Discovered by French physicist Georges Sagnac, the phenomenon is at the heart of how every fiber optic gyro works.
Inside the gyro, a laser is used to send two separate beams of light through the optical fiber. The beams each travel in opposing directions, traveling the full length of the optical fiber which can be as long as 5 km. Each beam then returns to a light detector where their journey times are recorded.
Take for example, an international flight at cruising altitude. The airplane is stable, flying straight and level with no rotational change.
When the airplane is experiencing no rotational change, the beams of light return to the detector at the same time. In this case, there is no delay or ‘phase shift’ between each beam of light.
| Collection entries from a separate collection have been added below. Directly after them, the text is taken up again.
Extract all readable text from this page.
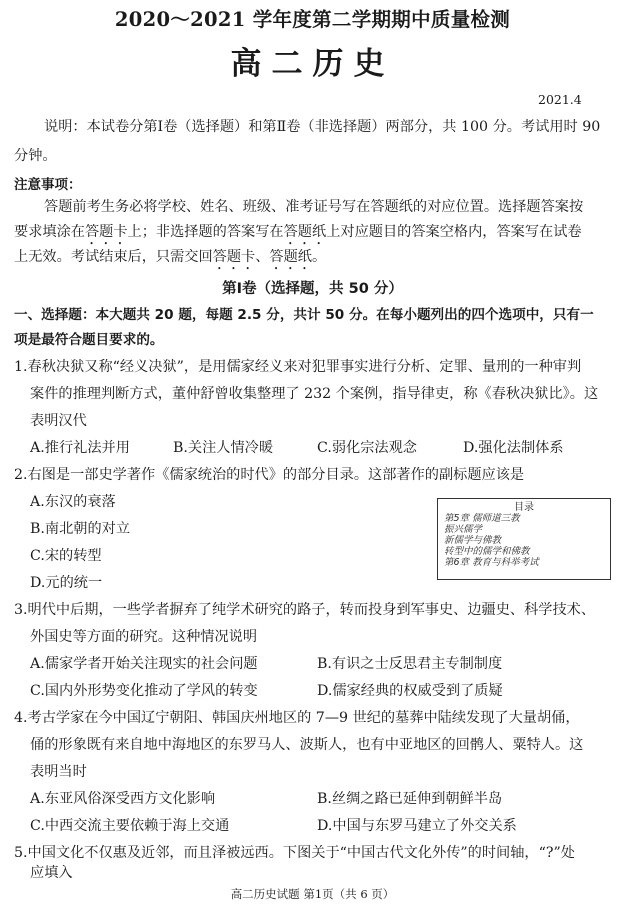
2020～2021 学年度第二学期期中质量检测
高二历史
2021.4
说明：本试卷分第Ⅰ卷（选择题）和第Ⅱ卷（非选择题）两部分，共 100 分。考试用时 90
分钟。
注意事项：
答题前考生务必将学校、姓名、班级、准考证号写在答题纸的对应位置。选择题答案按
要求填涂在答题卡上；非选择题的答案写在答题纸上对应题目的答案空格内，答案写在试卷
上无效。考试结束后，只需交回答题卡、答题纸。
第Ⅰ卷（选择题，共 50 分）
一、选择题：本大题共 20 题，每题 2.5 分，共计 50 分。在每小题列出的四个选项中，只有一
项是最符合题目要求的。
1.春秋决狱又称“经义决狱”，是用儒家经义来对犯罪事实进行分析、定罪、量刑的一种审判
案件的推理判断方式，董仲舒曾收集整理了 232 个案例，指导律吏，称《春秋决狱比》。这
表明汉代
A.推行礼法并用	B.关注人情冷暖	C.弱化宗法观念	D.强化法制体系
2.右图是一部史学著作《儒家统治的时代》的部分目录。这部著作的副标题应该是
A.东汉的衰落
B.南北朝的对立
C.宋的转型
D.元的统一
目录
第5章 儒师道三教
振兴儒学
新儒学与佛教
转型中的儒学和佛教
第6章 教育与科举考试
3.明代中后期，一些学者摒弃了纯学术研究的路子，转而投身到军事史、边疆史、科学技术、
外国史等方面的研究。这种情况说明
A.儒家学者开始关注现实的社会问题	B.有识之士反思君主专制制度
C.国内外形势变化推动了学风的转变	D.儒家经典的权威受到了质疑
4.考古学家在今中国辽宁朝阳、韩国庆州地区的 7—9 世纪的墓葬中陆续发现了大量胡俑，
俑的形象既有来自地中海地区的东罗马人、波斯人，也有中亚地区的回鹘人、粟特人。这
表明当时
A.东亚风俗深受西方文化影响	B.丝绸之路已延伸到朝鲜半岛
C.中西交流主要依赖于海上交通	D.中国与东罗马建立了外交关系
5.中国文化不仅惠及近邻，而且泽被远西。下图关于“中国古代文化外传”的时间轴，“?”处
应填入
高二历史试题 第1页（共 6 页）
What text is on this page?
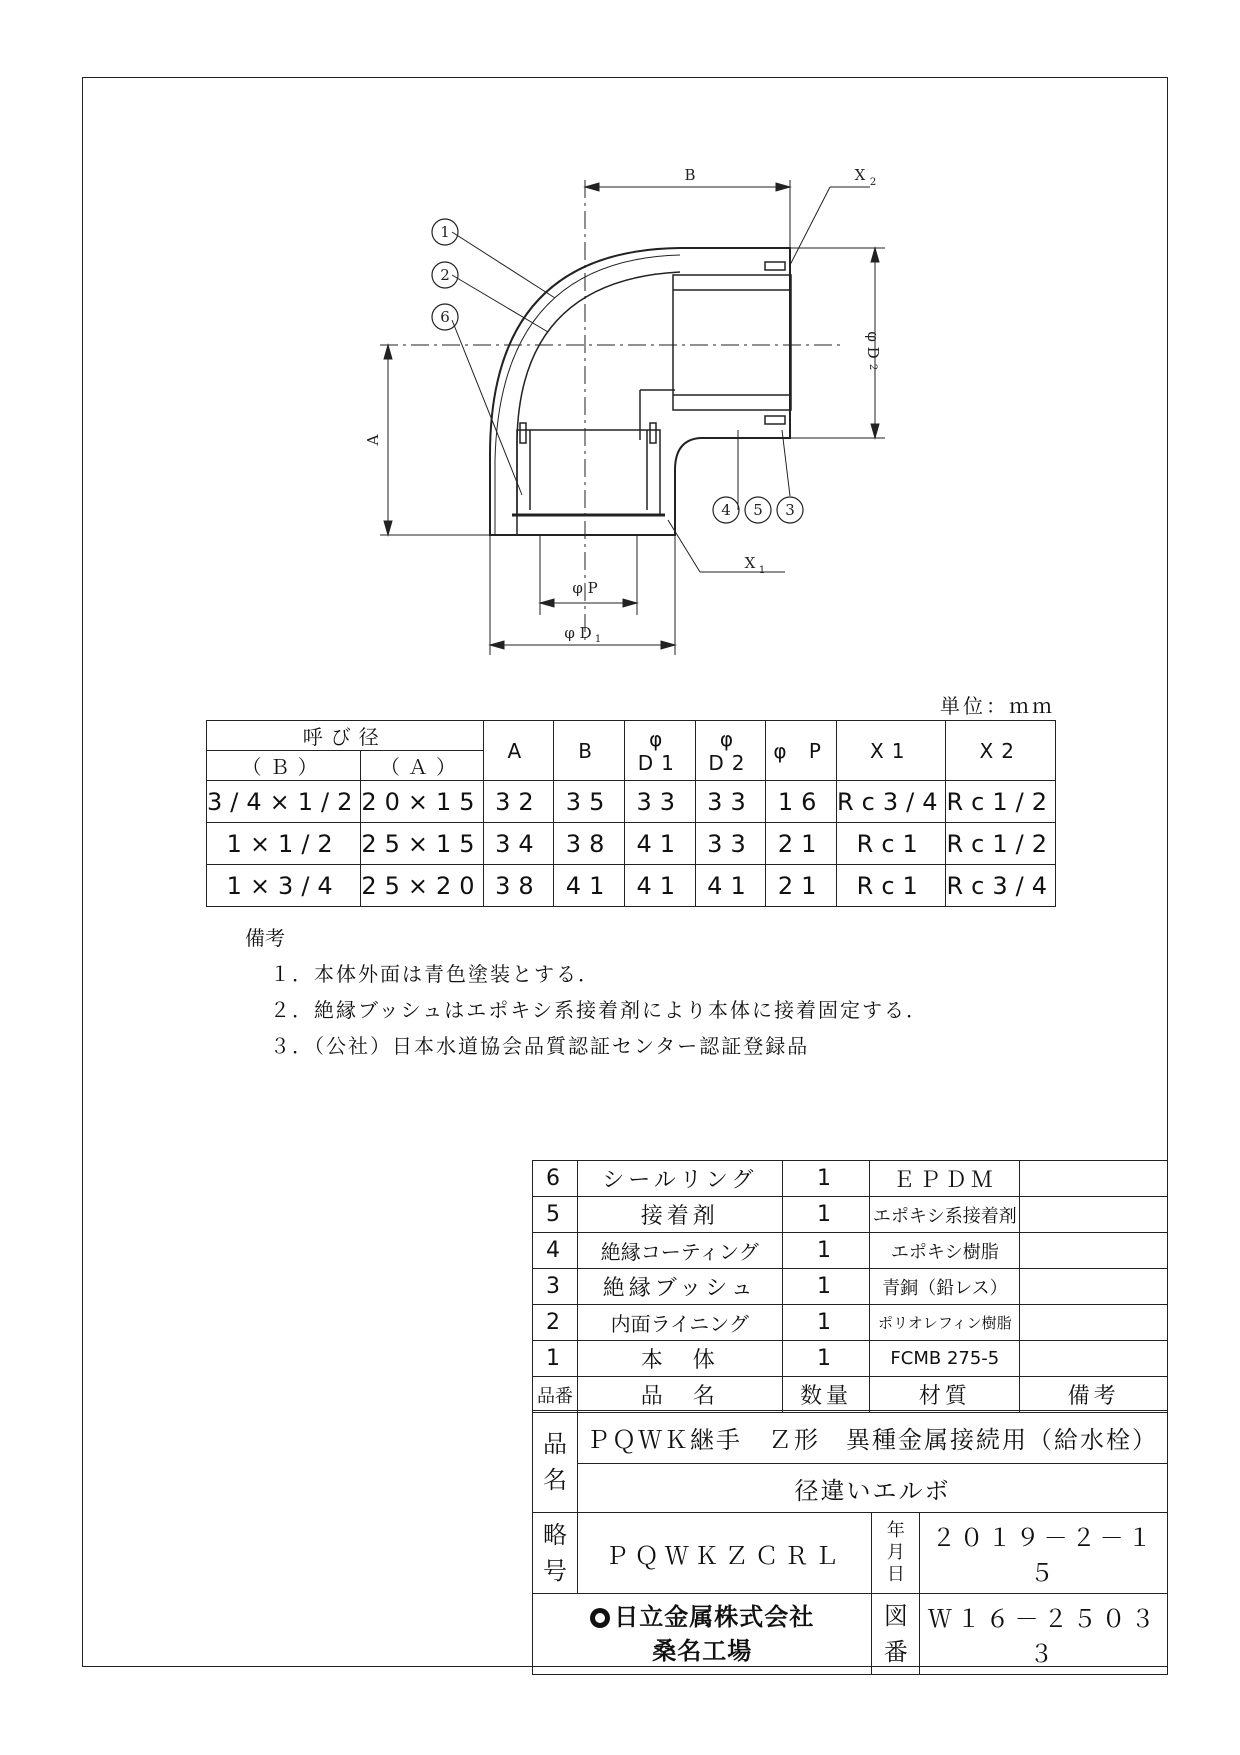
1
2
6
4 5 3
B
A
X 2
X 1
φ P
φ D 1
φ D
2
単位：ｍｍ
呼び径		A	B	φ D1	φ D2	φ P	X1	X2
（Ｂ）	（Ａ）							
3/4×1/2	20×15	32	35	33	33	16	Rc3/4	Rc1/2
1×1/2	25×15	34	38	41	33	21	Rc1	Rc1/2
1×3/4	25×20	38	41	41	41	21	Rc1	Rc3/4
備考
１．本体外面は青色塗装とする．
２．絶縁ブッシュはエポキシ系接着剤により本体に接着固定する．
３．（公社）日本水道協会品質認証センター認証登録品
6	シールリング	1	ＥＰＤＭ	
5	接着剤	1	エポキシ系接着剤	
4	絶縁コーティング	1	エポキシ樹脂	
3	絶縁ブッシュ	1	青銅（鉛レス）	
2	内面ライニング	1	ポリオレフィン樹脂	
1	本　体	1	FCMB 275-5	
品番	品　名	数量	材質	備考
品名	ＰＱＷＫ継手　Ｚ形　異種金属接続用（給水栓）		
	径違いエルボ		
略号	ＰＱＷＫＺＣＲＬ	年月日	２０１９－２－１５

日立金属株式会社
桑名工場		図番	Ｗ１６－２５０３３
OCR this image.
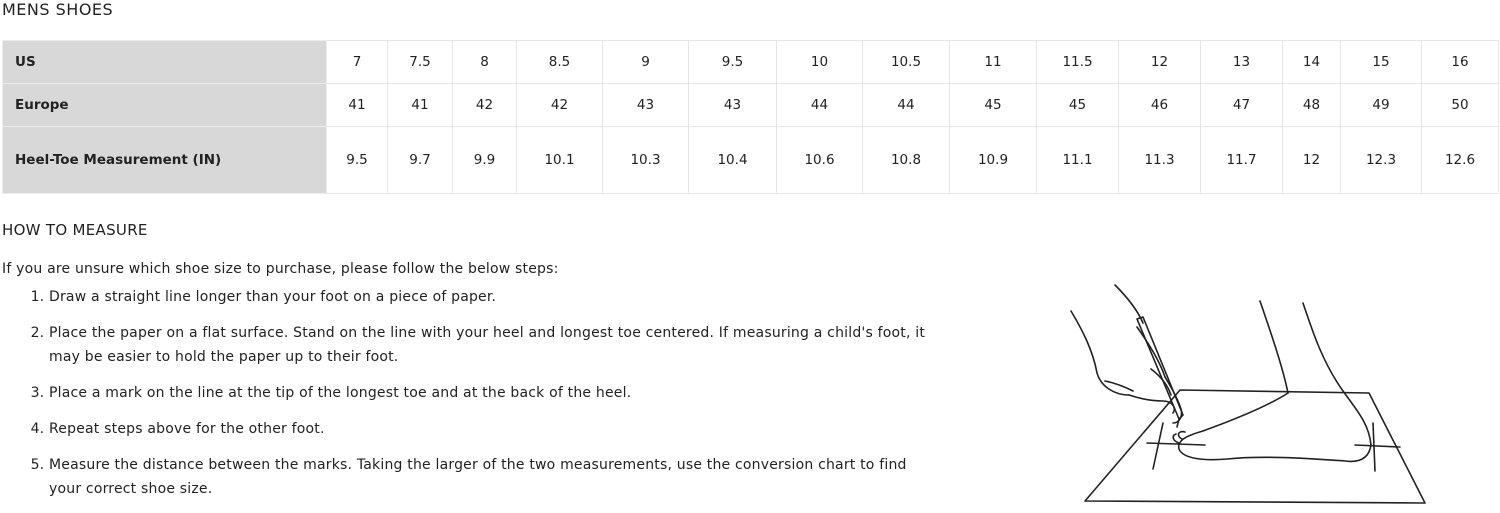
MENS SHOES
US	7	7.5	8	8.5	9	9.5	10	10.5	11	11.5	12	13	14	15	16
Europe	41	41	42	42	43	43	44	44	45	45	46	47	48	49	50
Heel-Toe Measurement (IN)	9.5	9.7	9.9	10.1	10.3	10.4	10.6	10.8	10.9	11.1	11.3	11.7	12	12.3	12.6
HOW TO MEASURE
If you are unsure which shoe size to purchase, please follow the below steps:
1. Draw a straight line longer than your foot on a piece of paper.
2. Place the paper on a flat surface. Stand on the line with your heel and longest toe centered. If measuring a child's foot, it may be easier to hold the paper up to their foot.
3. Place a mark on the line at the tip of the longest toe and at the back of the heel.
4. Repeat steps above for the other foot.
5. Measure the distance between the marks. Taking the larger of the two measurements, use the conversion chart to find your correct shoe size.
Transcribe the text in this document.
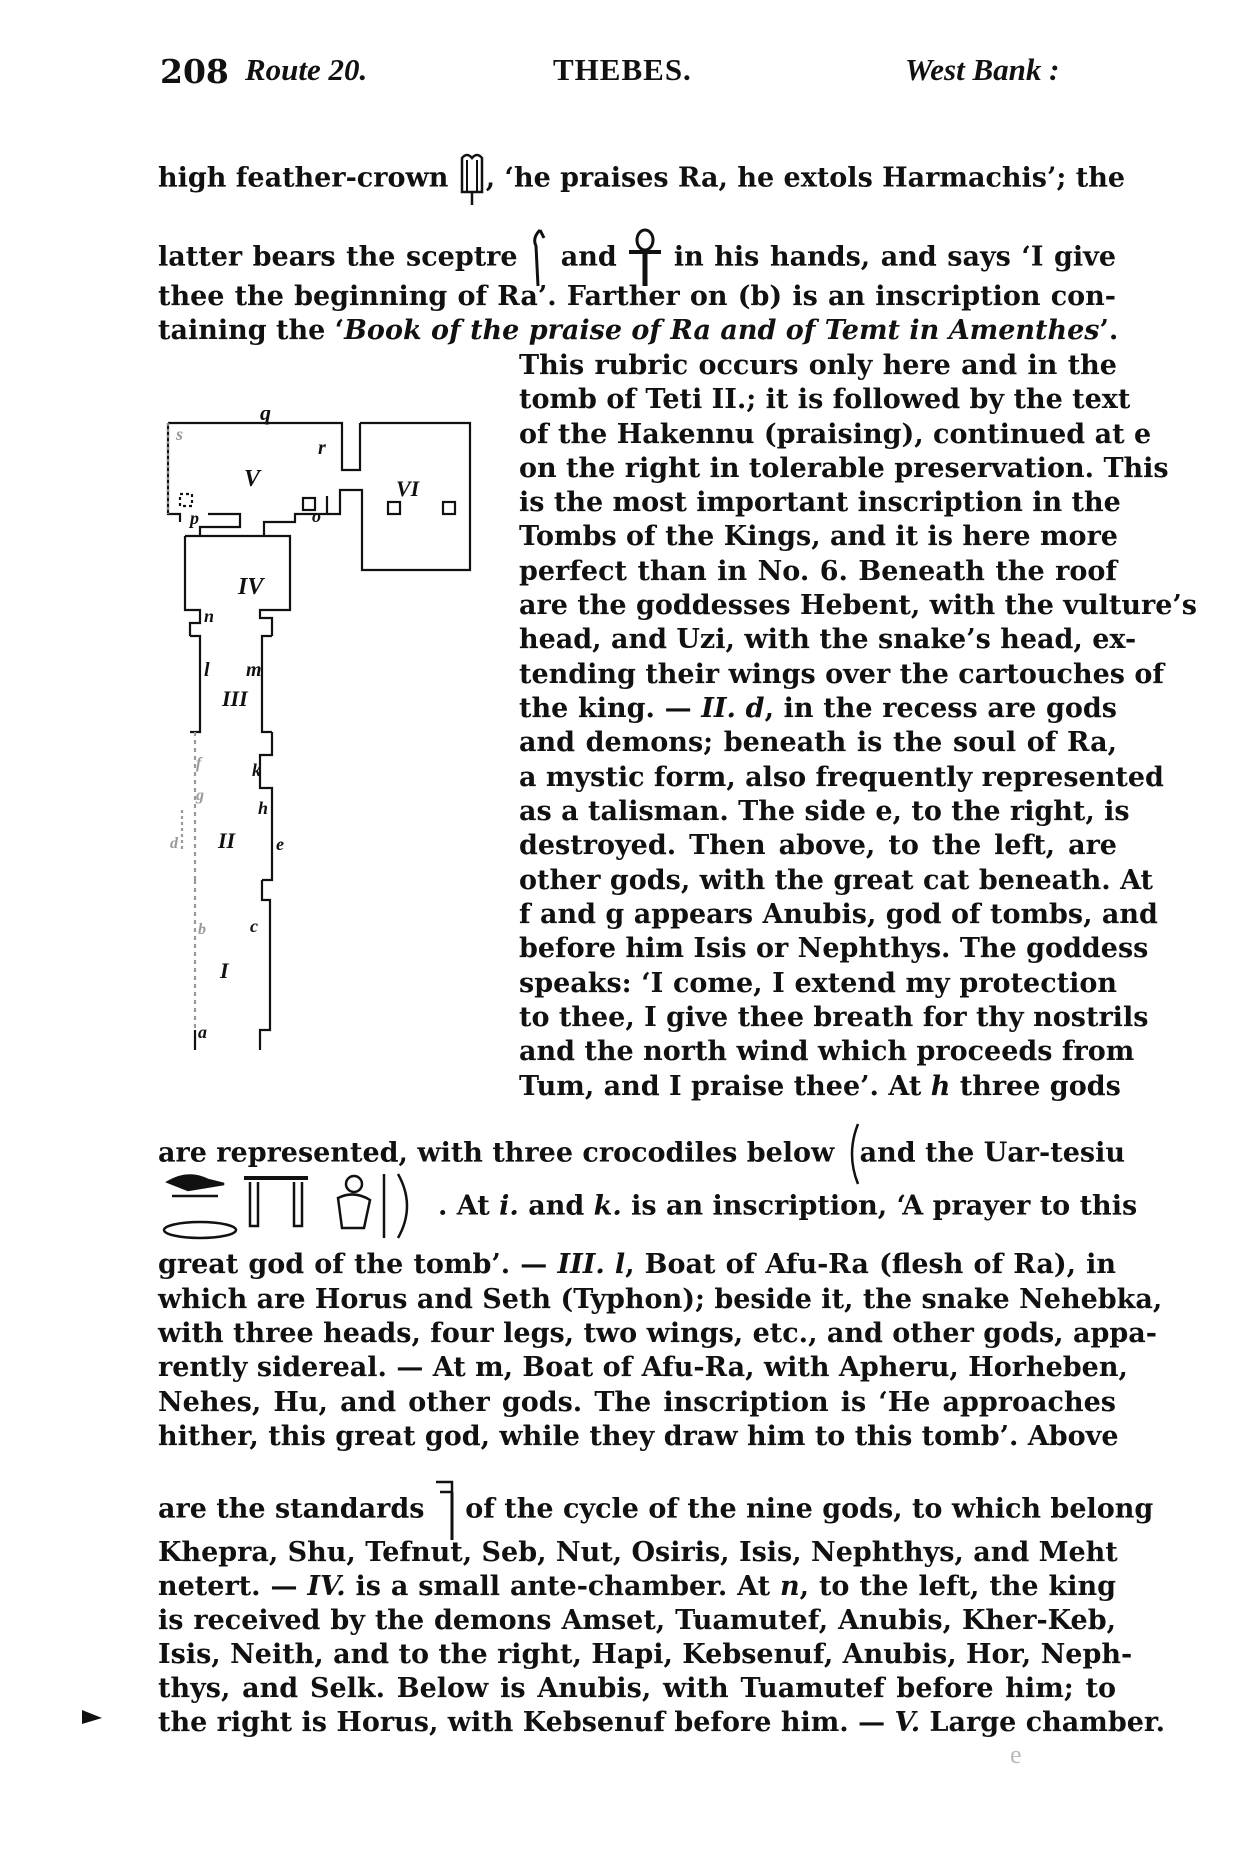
208 Route 20.	THEBES.	West Bank :
high feather-crown , ‘he praises Ra, he extols Harmachis’; the
latter bears the sceptre and in his hands, and says ‘I give
thee the beginning of Ra’. Farther on (b) is an inscription con-
taining the ‘Book of the praise of Ra and of Temt in Amenthes’.
q
s
r
V	VI
p	o
IV
n
l m
III
k
f
g
h
d II e
b c
I
a
This rubric occurs only here and in the
tomb of Teti II.; it is followed by the text
of the Hakennu (praising), continued at e
on the right in tolerable preservation. This
is the most important inscription in the
Tombs of the Kings, and it is here more
perfect than in No. 6. Beneath the roof
are the goddesses Hebent, with the vulture’s
head, and Uzi, with the snake’s head, ex-
tending their wings over the cartouches of
the king. — II. d, in the recess are gods
and demons; beneath is the soul of Ra,
a mystic form, also frequently represented
as a talisman. The side e, to the right, is
destroyed. Then above, to the left, are
other gods, with the great cat beneath. At
f and g appears Anubis, god of tombs, and
before him Isis or Nephthys. The goddess
speaks: ‘I come, I extend my protection
to thee, I give thee breath for thy nostrils
and the north wind which proceeds from
Tum, and I praise thee’. At h three gods
are represented, with three crocodiles below and the Uar-tesiu
. At i. and k. is an inscription, ‘A prayer to this
great god of the tomb’. — III. l, Boat of Afu-Ra (flesh of Ra), in
which are Horus and Seth (Typhon); beside it, the snake Nehebka,
with three heads, four legs, two wings, etc., and other gods, appa-
rently sidereal. — At m, Boat of Afu-Ra, with Apheru, Horheben,
Nehes, Hu, and other gods. The inscription is ‘He approaches
hither, this great god, while they draw him to this tomb’. Above
are the standards of the cycle of the nine gods, to which belong
Khepra, Shu, Tefnut, Seb, Nut, Osiris, Isis, Nephthys, and Meht
netert. — IV. is a small ante-chamber. At n, to the left, the king
is received by the demons Amset, Tuamutef, Anubis, Kher-Keb,
Isis, Neith, and to the right, Hapi, Kebsenuf, Anubis, Hor, Neph-
thys, and Selk. Below is Anubis, with Tuamutef before him; to
the right is Horus, with Kebsenuf before him. — V. Large chamber.
e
The airplane is detected as being stable and not experiencing any rate of rotation about any given axis.
However, when the airplane is turning, Sagnac comes into full effect. As the airplane turns to the right, the fiber optic gyro dedicated to the roll axis will experience a delay in arrival between the two beams of light. As it turns, the distance that each beam must travel, changes.
The light that travels against the direction of the rotation will return first as the detector has moved slightly closer to the traveling beam. In this example, the beam of light traveling to the left will return first. Similarly, the beam of light traveling right will take longer. This phase shift between each beam of light is detected as rotational change. This critical information can then be sent downstream in the airplane, spacecraft, submarine or missile to stabilize it. This happens at a rate of 100’s of times per second giving very precise measurements. (Pascoli, 2017)
As with any gyro, sources of error, bias and noise must be carefully accounted and corrected. During manufacturing, fiber optic gyros are calibrated to correct for several potential sources of error that may be introduced by the gyro itself or the environment. Once corrected, fiber optic gyros offer a very high level of performance.
Why Use Fiber Optic Gyros?
Fiber optic gyros have become ubiquitous across many applications having several attractive attributes. They are reliable in harsh environments with significant vibration, have no moving parts, offer a good balance between price and high performance and last for a significant amount of time in operation.